Мир был калейдоскопом размытых пятен и непонятных звуков. Но его разум уже работал на полную мощность, анализируя. Запах – дерево, дым, травы. Звуки – незнакомый язык, который его мозг почему-то начал расшифровывать. Он почувствовал, как его поднимают гигантские, но нежные руки. Он заставил себя сфокусировать зрение.

Над ним склонилось лицо женщины. Уставшее, но счастливое. За ней виднелся мужчина с густой бородой и добрыми глазами. Новые родители. Новая жизнь.

И тут он почувствовал это. Он послал мысленный импульс к пальцам ног. И ощутил их. Ощутил, как они шевельнулись.

Я могу двигаться.

Эта мысль была подобна взрыву сверхновой в его сознании. Восторг был настолько ошеломляющим, что он едва не потерял сознание снова.

И в этот момент, прямо перед его глазами, в воздухе вспыхнула полупрозрачная синяя табличка. Идеально ровный шрифт, мягкое свечение. Интерфейс, о котором он мог только мечтать, стал реальностью.

Последняя фраза, пронизанная черным юмором, была вишенкой на торте.

Из горла Кирилла, теперь уже в теле безымянного младенца, вырвался странный звук – не то всхлип, не то смех. Его безумная мечта сбылась. Ему дали не просто второй шанс. Ему дали новые правила игры.

И он, чья воля была выкована в десятилетней пытке, собирался стать в этой игре лучшим.

Глава 1 Мир на вкус и запах

Сознание вернулось не вспышкой, а медленным, тягучим рассветом. Первым был звук – глухой, ритмичный стук сердца его новой матери, Элары. Этот звук стал его метрономом, колыбельной, единственной константой в хаосе новых ощущений. В прошлой жизни тишина была его проклятием; здесь же он упивался каждым звуком, жадно впитывая их, как сухая земля впитывает влагу.

Первый год.

Его мир был крошечным и состоял из четырех основных элементов: колыбель, руки матери, потолок и огонь в очаге. Кирилл, чье новое имя было Кайл, проводил бесконечные часы, изучая эти элементы с дотошностью ученого, попавшего в иную реальность. Что, в общем-то, и было правдой.

Колыбель, грубо вырезанная из цельного куска дерева его отцом, Рориком, пахла смолой и чем-то сладковатым, возможно, мхом, которым заделывали щели. Она была его первой крепостью. Потолок – низкий, из потемневших от времени и дыма балок, на которых висели пучки сушеных трав. Их аромат был сложным, многослойным: терпкая полынь, сладковатая мята и что-то горькое, лекарственное. Кайл каталогизировал эти запахи, связывая их с обрывками фраз, которые улавливал. «От кашля», «для сна», «отгонять мокриц».

Огонь был живым божеством этого маленького мира.
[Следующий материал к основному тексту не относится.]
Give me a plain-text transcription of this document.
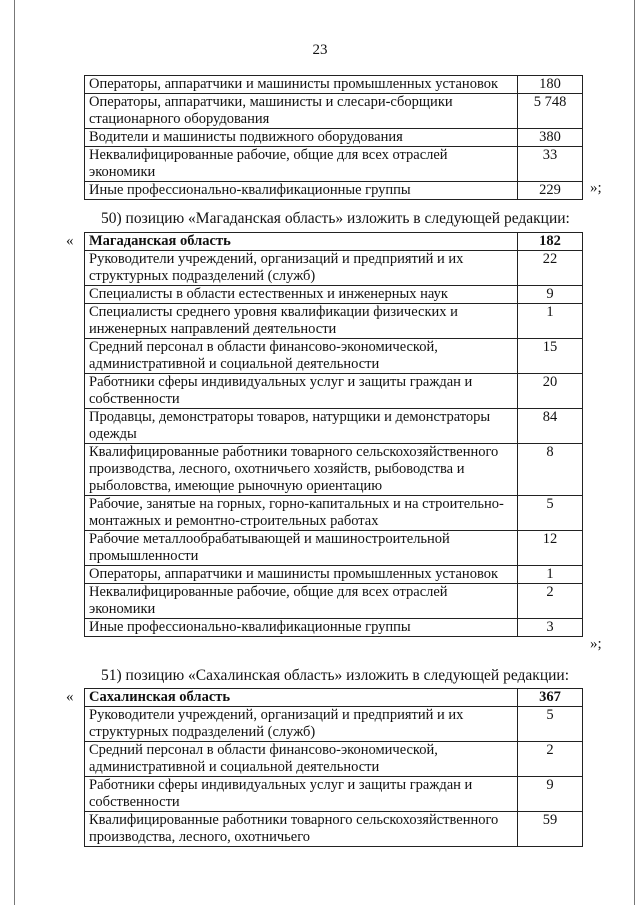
23
Операторы, аппаратчики и машинисты промышленных установок	180
Операторы, аппаратчики, машинисты и слесари-сборщики стационарного оборудования	5 748
Водители и машинисты подвижного оборудования	380
Неквалифицированные рабочие, общие для всех отраслей экономики	33
Иные профессионально-квалификационные группы	229 »;
50) позицию «Магаданская область» изложить в следующей редакции:
« Магаданская область	182
Руководители учреждений, организаций и предприятий и их структурных подразделений (служб)	22
Специалисты в области естественных и инженерных наук	9
Специалисты среднего уровня квалификации физических и инженерных направлений деятельности	1
Средний персонал в области финансово-экономической, административной и социальной деятельности	15
Работники сферы индивидуальных услуг и защиты граждан и собственности	20
Продавцы, демонстраторы товаров, натурщики и демонстраторы одежды	84
Квалифицированные работники товарного сельскохозяйственного производства, лесного, охотничьего хозяйств, рыбоводства и рыболовства, имеющие рыночную ориентацию	8
Рабочие, занятые на горных, горно-капитальных и на строительно-монтажных и ремонтно-строительных работах	5
Рабочие металлообрабатывающей и машиностроительной промышленности	12
Операторы, аппаратчики и машинисты промышленных установок	1
Неквалифицированные рабочие, общие для всех отраслей экономики	2
Иные профессионально-квалификационные группы	3
»;
51) позицию «Сахалинская область» изложить в следующей редакции:
« Сахалинская область	367
Руководители учреждений, организаций и предприятий и их структурных подразделений (служб)	5
Средний персонал в области финансово-экономической, административной и социальной деятельности	2
Работники сферы индивидуальных услуг и защиты граждан и собственности	9
Квалифицированные работники товарного сельскохозяйственного производства, лесного, охотничьего	59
Он дарил тепло, плясал тенями на стенах, готовил еду. Когда Рорик подбрасывал в очаг новые поленья, пламя жадно рычало, и по комнате разносился уютный треск. Система услужливо подсвечивала объект в его поле зрения.

Система была его единственным молчаливым собеседником, окном в прошлое «я». Она не лезла с советами, лишь сухо констатировала факты, когда он достаточно долго фокусировался на предмете. Это помогало не сойти с ума в теле, которое отказывалось подчиняться взрослому разуму.

Семья была его главным объектом изучения. Элара, его новая мать, была молодой женщиной с уставшими, но невероятно нежными глазами. Ее руки, огрубевшие от стирки в ледяной воде и работы в огороде, были самыми ласковыми на свете. Когда она брала его на руки, от нее пахло молоком, хлебом и едва уловимым ароматом полевых цветов. Она часто пела ему – простые, незамысловатые песни о солнце, реке и лесных духах. Ее голос был негромким, но чистым, и под него Кайл позволял своему взрослому разуму на время уснуть.

«Какой же он тихий, Рорик», – часто шептала она мужу по ночам, думая, что младенец спит. Ее голос был полон тревоги и любви. «Все дети кричат, требуют, а наш... смотрит. Будто понимает все. Иногда мне страшно от его взгляда».

Рорик, его отец, был полной противоположностью. Высокий, широкоплечий мужчина с руками, похожими на корневища старого дуба. Его ладони были покрыты мозолями от топора и плуга. Когда он возвращался с поля или из леса, он приносил с собой запахи земли, пота и свежего ветра. Он редко говорил ласковые слова, но его любовь проявлялась в действиях. В идеально выструганной колыбели. В том, как он осторожно, почти благоговейно, касался пальцем крошечной ладошки Кайла.

«Сильным будет», – отвечал он жене. Его голос был низким и уверенным, как земля под ногами. «Это хорошо, что тихий. Значит, думает. В нашем мире думать важнее, чем кричать. Посмотри на него, Элара. Он смотрит на огонь не как дитя, а как мастер, оценивающий свою работу. Этот мальчик – не простой. Он – наш дар».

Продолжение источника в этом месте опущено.